If Government is serious about Net Zero, it must implement a UK Emissions Trading System in 2021
By Dr. Danial Sturge, Energy Policy Advisor and George Day, Head of Markets, Policy and Regulation
Last week the Prime Minister spoke of “a green industrial revolution that in the next ten years will create hundreds of thousands if not millions of jobs”. Low carbon energy innovation can be the key engine for our post-Covid economic recovery.
The investment and innovation needed to meet Net Zero is colossal: potentially a doubling of the size of our power system; a new hydrogen economy; progress in nuclear, CCUS, and renewables; an average of 20,000 homes a week switching to low carbon heating system and 30,000 new EVs every week.
To mobilise the investment needed at the pace required, it is imperative we put the right economic signals in place. Right now, in too many sectors, we are subsidising pollution. In effect, we are trying to meet our targets with one hand tied behind our back.
Because getting these signals right is so important to the business case for low carbon innovation, we at Energy System Catapult looked closely at the UK’s current policy framework to incentivise emissions reductions over the past two years. We have also looked at the lessons from experience around the world.
We have found that current UK economic signals are both too weak in some parts of the economy and too incoherent across the whole economy to deliver the investment and innovation needed to reach Net Zero emissions by 2050. We need reforms that increase the implicit or ‘effective carbon price’ on emissions across all major emitting sectors. But crucially we also need to do this in a way that does not put our industries out of business, and which has acceptable impacts on consumers.
There has been plenty of technical debate over the years about the best way to put a price on carbon emissions. Some favour a carbon tax while others favour emissions trading systems. There are arguments on both sides.
Our work points strongly to the advantages of well-designed emissions trading systems to achieve this, compared to a carbon tax. The international experience with carbon taxes has shown how difficult they are to implement and sustain at anything like the stringency required, with policy reversals and controversy in a number of countries.

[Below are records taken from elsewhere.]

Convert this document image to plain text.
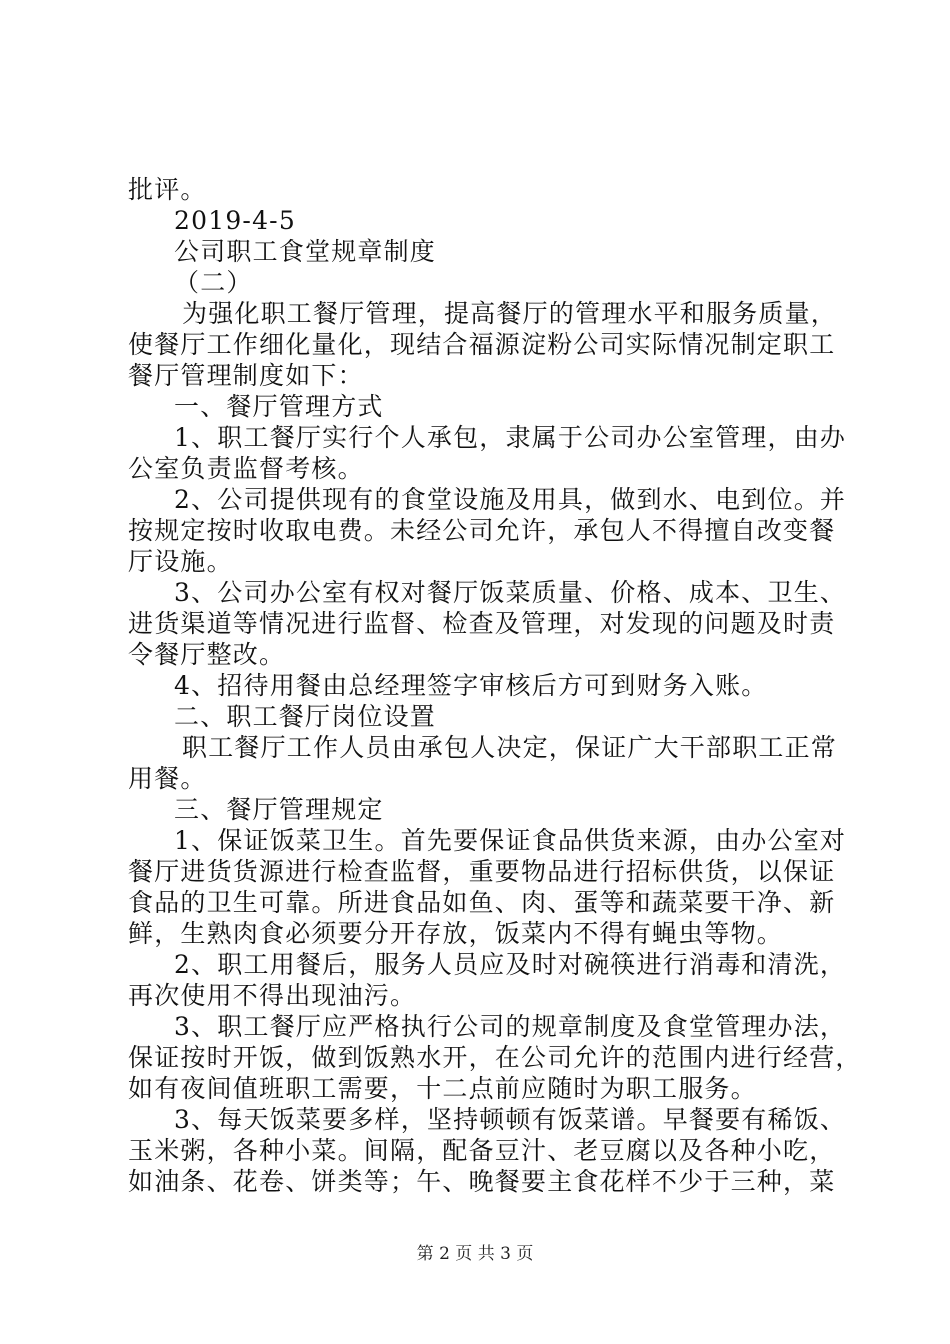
批评。
2019-4-5
公司职工食堂规章制度
（二）
为强化职工餐厅管理，提高餐厅的管理水平和服务质量，
使餐厅工作细化量化，现结合福源淀粉公司实际情况制定职工
餐厅管理制度如下：
一、餐厅管理方式
1、职工餐厅实行个人承包，隶属于公司办公室管理，由办
公室负责监督考核。
2、公司提供现有的食堂设施及用具，做到水、电到位。并
按规定按时收取电费。未经公司允许，承包人不得擅自改变餐
厅设施。
3、公司办公室有权对餐厅饭菜质量、价格、成本、卫生、
进货渠道等情况进行监督、检查及管理，对发现的问题及时责
令餐厅整改。
4、招待用餐由总经理签字审核后方可到财务入账。
二、职工餐厅岗位设置
职工餐厅工作人员由承包人决定，保证广大干部职工正常
用餐。
三、餐厅管理规定
1、保证饭菜卫生。首先要保证食品供货来源，由办公室对
餐厅进货货源进行检查监督，重要物品进行招标供货，以保证
食品的卫生可靠。所进食品如鱼、肉、蛋等和蔬菜要干净、新
鲜，生熟肉食必须要分开存放，饭菜内不得有蝇虫等物。
2、职工用餐后，服务人员应及时对碗筷进行消毒和清洗，
再次使用不得出现油污。
3、职工餐厅应严格执行公司的规章制度及食堂管理办法，
保证按时开饭，做到饭熟水开，在公司允许的范围内进行经营，
如有夜间值班职工需要，十二点前应随时为职工服务。
3、每天饭菜要多样，坚持顿顿有饭菜谱。早餐要有稀饭、
玉米粥，各种小菜。间隔，配备豆汁、老豆腐以及各种小吃，
如油条、花卷、饼类等；午、晚餐要主食花样不少于三种，菜
第 2 页 共 3 页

A generic, economy-wide carbon tax is hugely difficult to implement as a one-size fits all measure. Different emitting sectors face quite different challenges. Taxation choices are also by their very nature closely entwined with the business and fiscal cycle, making it tricky to deliver a stable, reliable long-term price signal through a tax instrument. The UK’s own experience – where a hastily implemented ‘freeze’ applied by George Osborne in 2014 to planned increases in the ‘carbon price support’ top up tax – does not provide a great track record, although it has successfully helped limit coal use in the power system.

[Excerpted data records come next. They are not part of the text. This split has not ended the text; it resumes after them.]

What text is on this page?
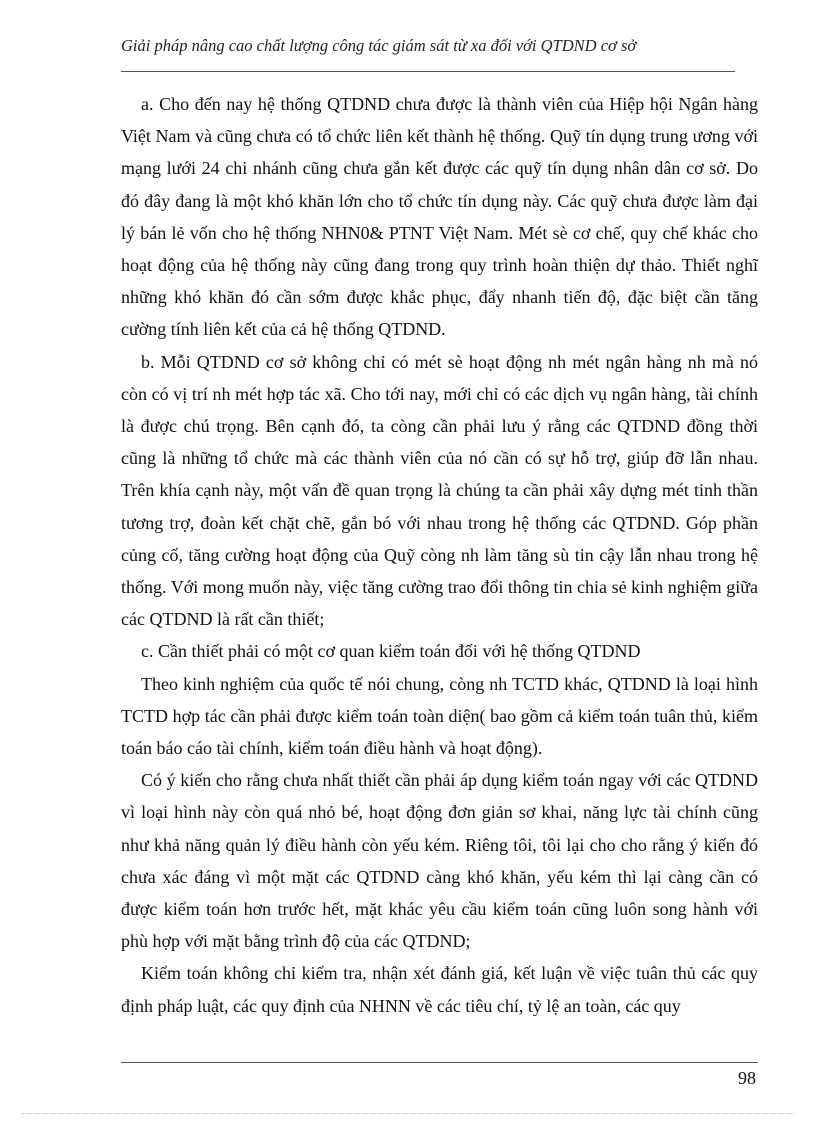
Giải pháp nâng cao chất lượng công tác giám sát từ xa đối với QTDND cơ sở

a. Cho đến nay hệ thống QTDND chưa được là thành viên của Hiệp hội Ngân hàng Việt Nam và cũng chưa có tổ chức liên kết thành hệ thống. Quỹ tín dụng trung ương với mạng lưới 24 chi nhánh cũng chưa gắn kết được các quỹ tín dụng nhân dân cơ sở. Do đó đây đang là một khó khăn lớn cho tổ chức tín dụng này. Các quỹ chưa được làm đại lý bán lẻ vốn cho hệ thống NHN0& PTNT Việt Nam. Mét sè cơ chế, quy chế khác cho hoạt động của hệ thống này cũng đang trong quy trình hoàn thiện dự thảo. Thiết nghĩ những khó khăn đó cần sớm được khắc phục, đẩy nhanh tiến độ, đặc biệt cần tăng cường tính liên kết của cả hệ thống QTDND.

b. Mỗi QTDND cơ sở không chỉ có mét sè hoạt động nh mét ngân hàng nh mà nó còn có vị trí nh mét hợp tác xã. Cho tới nay, mới chỉ có các dịch vụ ngân hàng, tài chính là được chú trọng. Bên cạnh đó, ta còng cần phải lưu ý rằng các QTDND đồng thời cũng là những tổ chức mà các thành viên của nó cần có sự hỗ trợ, giúp đỡ lẫn nhau. Trên khía cạnh này, một vấn đề quan trọng là chúng ta cần phải xây dựng mét tinh thần tương trợ, đoàn kết chặt chẽ, gắn bó với nhau trong hệ thống các QTDND. Góp phần củng cố, tăng cường hoạt động của Quỹ còng nh làm tăng sù tin cậy lẫn nhau trong hệ thống. Với mong muốn này, việc tăng cường trao đổi thông tin chia sẻ kinh nghiệm giữa các QTDND là rất cần thiết;

c. Cần thiết phải có một cơ quan kiểm toán đối với hệ thống QTDND

Theo kinh nghiệm của quốc tế nói chung, còng nh TCTD khác, QTDND là loại hình TCTD hợp tác cần phải được kiểm toán toàn diện( bao gồm cả kiểm toán tuân thủ, kiểm toán báo cáo tài chính, kiểm toán điều hành và hoạt động).

Có ý kiến cho rằng chưa nhất thiết cần phải áp dụng kiểm toán ngay với các QTDND vì loại hình này còn quá nhỏ bé, hoạt động đơn giản sơ khai, năng lực tài chính cũng như khả năng quản lý điều hành còn yếu kém. Riêng tôi, tôi lại cho cho rằng ý kiến đó chưa xác đáng vì một mặt các QTDND càng khó khăn, yếu kém thì lại càng cần có được kiểm toán hơn trước hết, mặt khác yêu cầu kiểm toán cũng luôn song hành với phù hợp với mặt bằng trình độ của các QTDND;

Kiểm toán không chỉ kiểm tra, nhận xét đánh giá, kết luận về việc tuân thủ các quy định pháp luật, các quy định của NHNN về các tiêu chí, tỷ lệ an toàn, các quy

98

The UK should take this historic opportunity of leaving the EU Emissions Trading System (ETS) to develop a coherent, sustainable, and bankable set of carbon policies across all major emitting sectors, including areas where the carbon incentives are very weak such as agriculture and residential heating. Introducing a UK ETS is preferable by far over a carbon tax as a first step along that pathway. A UK-ruled ETS is more easily adaptable to the particular challenges of key sectors, and we can align the cap setting process with our established carbon budget cycle – bolstering policy transparency and investability. This approach offers a more stable, investable, and innovative future for any UK green industrial revolution over the next decade.
But carbon pricing – either through a tax or a trading scheme – is not enough on its own to deliver that revolution. Getting the incentives rights is about a delicate balance between innovation support, regulation, and pricing. The success of offshore wind shows how successful that can be. That is why different approaches for different sectors is essential; it allows policymakers to refine the design and choice of instruments for the particular circumstances of each sector, and to combine it with packages of sector-specific complementary policies. So, for example, industrial decarbonisation policies or incentives can be combined with measures to address impacts on international competitiveness for trade-exposed industrial sectors. In residential energy, carbon policies use can be combined with measures to address fuel poverty.
A sector led approach pragmatically accepts that there is no easy way to Net Zero. As we progress deeper into the Net Zero transition getting the right balance of effort and depth of emissions reductions across different sectors will become increasingly important. Pragmatic, sector led approaches can be progressively linked through emissions trading markets and mechanisms. Such an approach will help capture the economic opportunity of this shift.